The reason is a bit embarrassing—I can’t figure out how to use the damn thing. (This is only a slight exaggeration; my wife can confirm this.)
I’ve always been a little ashamed of this inability—until I read Donald A. Norman’s The Design of Everyday Things. And I forgave myself a little. Norman allowed me to reframe my struggle with remote controls, because I now had someone other than me to blame: designers.
I’ll let Norman elaborate:
Well-designed objects are easy to interpret and understand. They contain visible clues to their operation. Poorly designed objects can be difficult and frustrating to use. They provide no clues—or sometimes false clues. They trap the user and thwart the normal process of interpretation and understanding. Alas, poor design predominates.
When Norman talks about “design,” he uses a broader sense of the term than how we use the term in the A/E/C industry. The “things” in the book title is to be taken literally—he is literally referring to the things that populate our everyday life. Yes, this includes the design of “things” in our industry—those aforementioned vestibules—but it also encompasses the broader field of all person-made objects: scissors, stovetops, car radios.

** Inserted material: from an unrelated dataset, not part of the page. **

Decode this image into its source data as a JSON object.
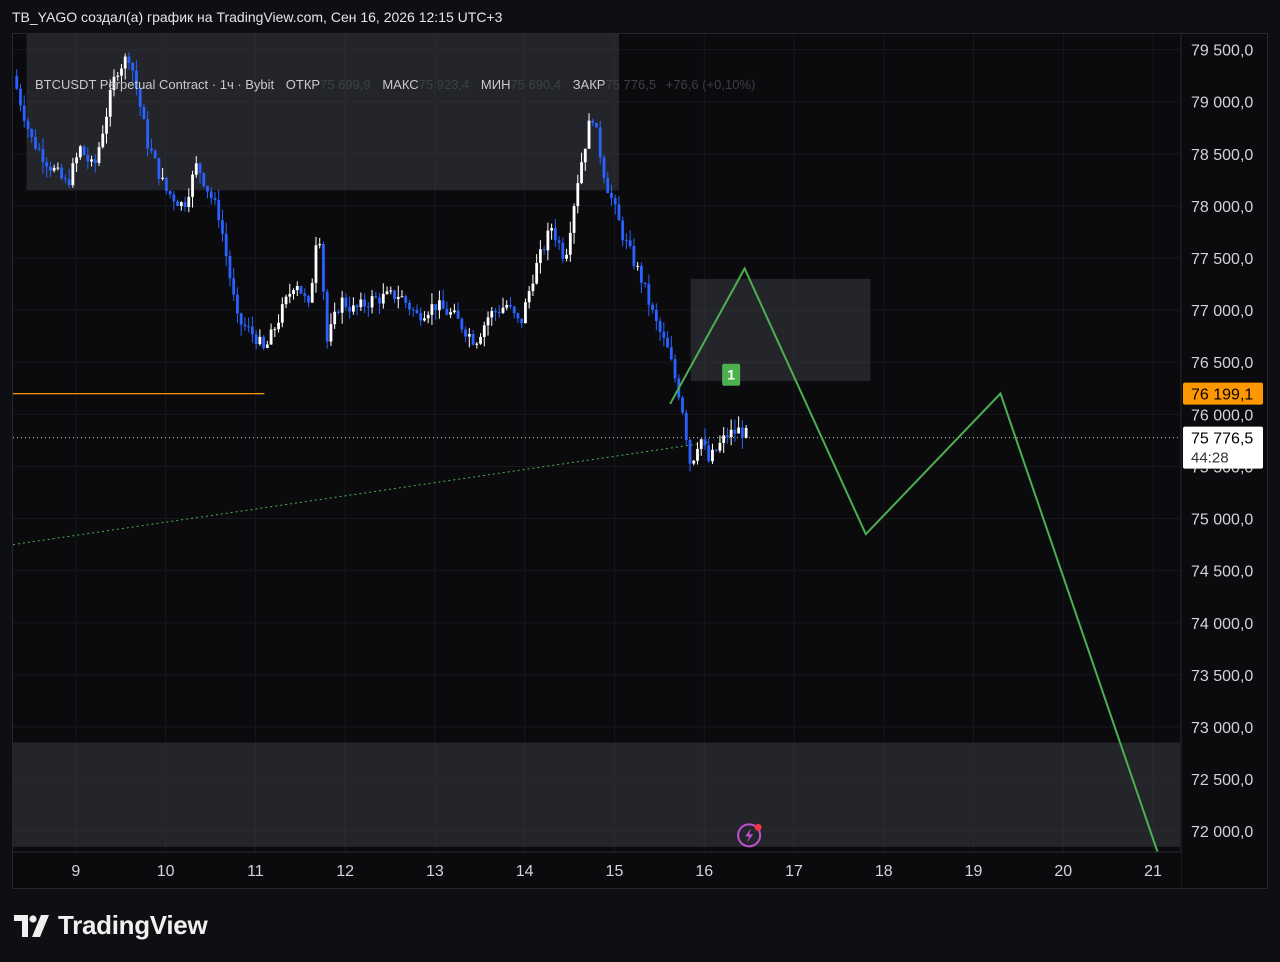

One reason I loved this book is the humor: much of the book is one amusing anecdote after another about bad design—people trapped in vestibules, unable to place calls on hold, or relying on pages of self-written instructions to operate a stereo system.
But Norman’s aim is more than compiling humorous examples of bad design: he wants to help the reader understand why design is so hard.
The book functions as a handy guide to several of the complex challenges faced by designers. Those include understanding how humans think about action, considering how knowledge can live outside of our own heads, and—my favorite section of the book—outlining the various categories of errors that people make.
My journey through this book left me humbled—by the difficulty of design, the power of great design, and the frustrating (but sometimes charming!) fallibility of us humans.